Chapters 2 to 5 give specific, in-depth examples of sex differences and discuss how those differences influence the health of both individual males and individual females. The information is presented at increasing levels of organizational complexity, from the cellular level, to the wholeorganism level, to the response of the organism to its environment. Specifically, Chapter 2 describes the basic genetic, cellular, and molecular differences between the sexes. Chapter 3 provides background information on the development and changes of the whole human across the life span. Chapter 4 presents examples of how basic genetic and physiological differences between males and females might produce phenotypic differences. Chapter 5 looks into the response of the individual to external agents encountered purposefully (e.g., food or medications) or coincidentally (e.g., infectious agents or ultraviolet radiation). Discussions of animal (including human) and cellular research models of human conditions appear throughout the report, generally in conjunction with a particular example. Finally, Chapter 6 addresses overarching barriers to valid and productive research on sex and gender differences as they relate to health and discusses the challenges and opportunities that lie ahead in this emerging field of research. The report includes four appendixes to provide the reader with additional information: Appendix A discusses data sources and committee methods, Appendix B describes physiological and pharmacological differences between the sexes, Appendix C includes a glossary, and Appendix D includes IOM committee and staff biographies.

The examples used throughout the report were chosen to demonstrate that sex differences occur across a wide variety of interrelated disciplines. The use of a particular example is not meant to imply that research in that area is more important or should have priority over research in other areas.

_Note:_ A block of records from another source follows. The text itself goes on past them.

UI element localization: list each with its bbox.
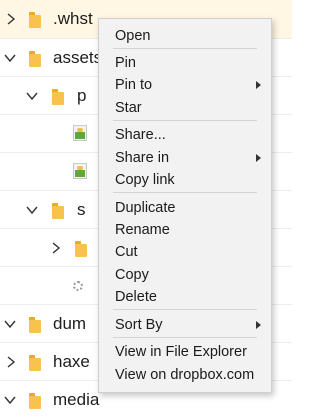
folder-icon (29, 393, 41, 409)
submenu-arrow-icon (256, 154, 261, 162)
menu-item-pin-to[interactable]: Pin to (99, 74, 271, 96)
menu-item-copy-link[interactable]: Copy link (99, 169, 271, 191)
menu-item-label: Share... (115, 127, 166, 143)
tree-row-label: media (53, 390, 100, 409)
menu-item-pin[interactable]: Pin (99, 52, 271, 74)
tree-row-label: haxe (53, 352, 90, 371)
folder-icon (29, 355, 41, 371)
menu-item-copy[interactable]: Copy (99, 264, 271, 286)
menu-item-open[interactable]: Open (99, 25, 271, 47)
submenu-arrow-icon (256, 321, 261, 329)
chevron-down-icon[interactable] (25, 88, 38, 104)
menu-item-label: Open (115, 28, 151, 44)
folder-icon (29, 51, 41, 67)
menu-item-label: Rename (115, 222, 170, 238)
menu-item-star[interactable]: Star (99, 97, 271, 119)
menu-item-label: Duplicate (115, 200, 176, 216)
menu-item-cut[interactable]: Cut (99, 241, 271, 263)
menu-separator (113, 120, 257, 121)
menu-item-label: View on dropbox.com (115, 367, 255, 383)
tree-row-label: assets (53, 48, 103, 67)
menu-item-label: Delete (115, 289, 157, 305)
tree-row-label: p (77, 86, 87, 105)
tree-row-label: s (77, 200, 86, 219)
tree-row-label: .whst (53, 9, 93, 28)
context-menu: Open Pin Pin to Star Share... Share in C… (98, 18, 272, 393)
menu-item-share-in[interactable]: Share in (99, 147, 271, 169)
menu-item-label: Sort By (115, 317, 163, 333)
folder-icon (29, 12, 41, 28)
chevron-down-icon[interactable] (3, 50, 16, 66)
menu-item-label: Cut (115, 244, 138, 260)
folder-icon (52, 203, 64, 219)
menu-item-label: Copy (115, 267, 149, 283)
folder-icon (75, 241, 87, 257)
submenu-arrow-icon (256, 81, 261, 89)
menu-item-label: Pin (115, 55, 136, 71)
menu-item-view-on-dropbox[interactable]: View on dropbox.com (99, 364, 271, 386)
menu-item-sort-by[interactable]: Sort By (99, 314, 271, 336)
chevron-down-icon[interactable] (25, 202, 38, 218)
menu-item-label: Star (115, 100, 142, 116)
chevron-right-icon[interactable] (6, 354, 16, 370)
settings-file-icon (73, 281, 83, 291)
menu-item-rename[interactable]: Rename (99, 219, 271, 241)
menu-item-label: Share in (115, 150, 170, 166)
chevron-down-icon[interactable] (3, 316, 16, 332)
menu-separator (113, 48, 257, 49)
menu-item-label: Pin to (115, 77, 153, 93)
folder-icon (29, 317, 41, 333)
image-file-icon (73, 125, 87, 141)
folder-icon (52, 89, 64, 105)
menu-item-duplicate[interactable]: Duplicate (99, 197, 271, 219)
menu-item-label: Copy link (115, 172, 175, 188)
chevron-right-icon[interactable] (51, 240, 61, 256)
menu-separator (113, 192, 257, 193)
menu-separator (113, 309, 257, 310)
image-file-icon (73, 163, 87, 179)
menu-item-share[interactable]: Share... (99, 124, 271, 146)
chevron-down-icon[interactable] (3, 392, 16, 408)
menu-item-view-in-file-explorer[interactable]: View in File Explorer (99, 341, 271, 363)
tree-row-label: dum (53, 314, 87, 333)
menu-item-label: View in File Explorer (115, 344, 247, 360)
menu-separator (113, 337, 257, 338)
menu-item-delete[interactable]: Delete (99, 286, 271, 308)
chevron-right-icon[interactable] (6, 11, 16, 27)
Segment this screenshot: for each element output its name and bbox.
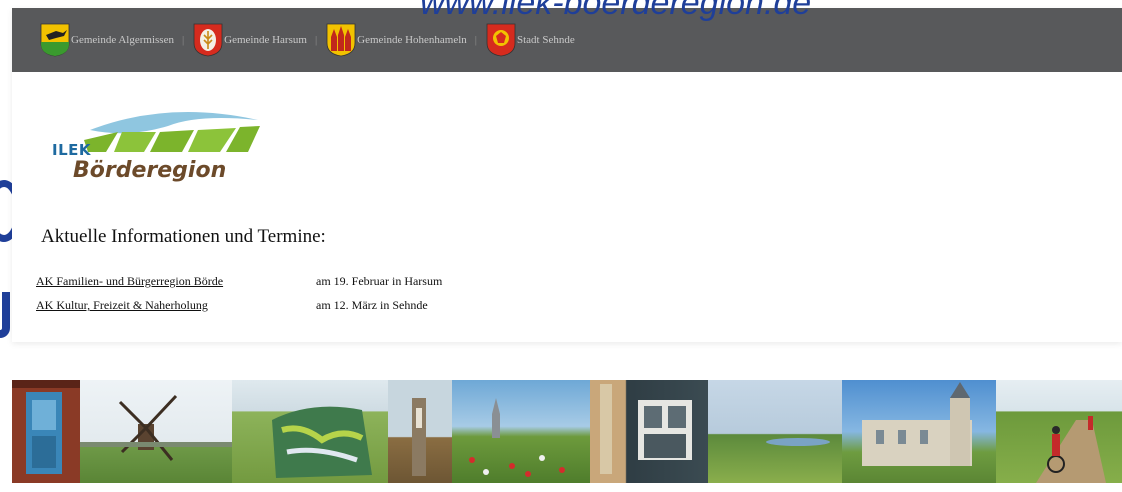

In each chapter, on the basis of its review, the committee arrived at a series of findings and conclusions and developed recommendations that are designed to facilitate scientific endeavors in this area, take advantage of new opportunities in basic and applied research, and fill identified research gaps.

Footnotes

1

Biology is defined as the study of life and living organisms (Dorland's Illustrated Medical Dictionary, 1994; Stedman's Medical Dictionary, 1995). Given that no living organism carries out its life alone and that there is no such thing as a null environment (void of any influence), the committee defines biology, for the purposes of this report, to include the genetic, molecular, biochemical, hormonal, cellular, physiological, behavioral, and psychosocial aspects of life.

2

The committee defines sex as the classification of living things, generally as male or female according to their reproductive organs and functions assigned by the chromosomal complement, and gender as a person's self-representation as male or female, or how that person is responded to by social institutions on the basis of the individual's gender presentation. Gender is shaped by environment and experience. See additional discussion later in this chapter.

3

U.S. Department of Health and Human Services (Office on Women's Health, National Institutes of Health Office of Research on Women's Health, National Institute of Environmental Health Sciences, National Institute on Drug Abuse, National Institute of Mental Health, U.S. Food and Drug Administration, Centers for Disease Control and Prevention); National Science Foundation, Environmental Protection Agency, National Aeronautics and Space Administration, Society for Women's Health Research, Research Foundation for Health and Environmental Effects, Ortho-McNeil/Johnson & Johnson; Unilever United States Foundation.

4

Two committee members raised concerns that the definitions adopted by the full committee were appropriate but that the subsequent analysis did not fully put the definition into action.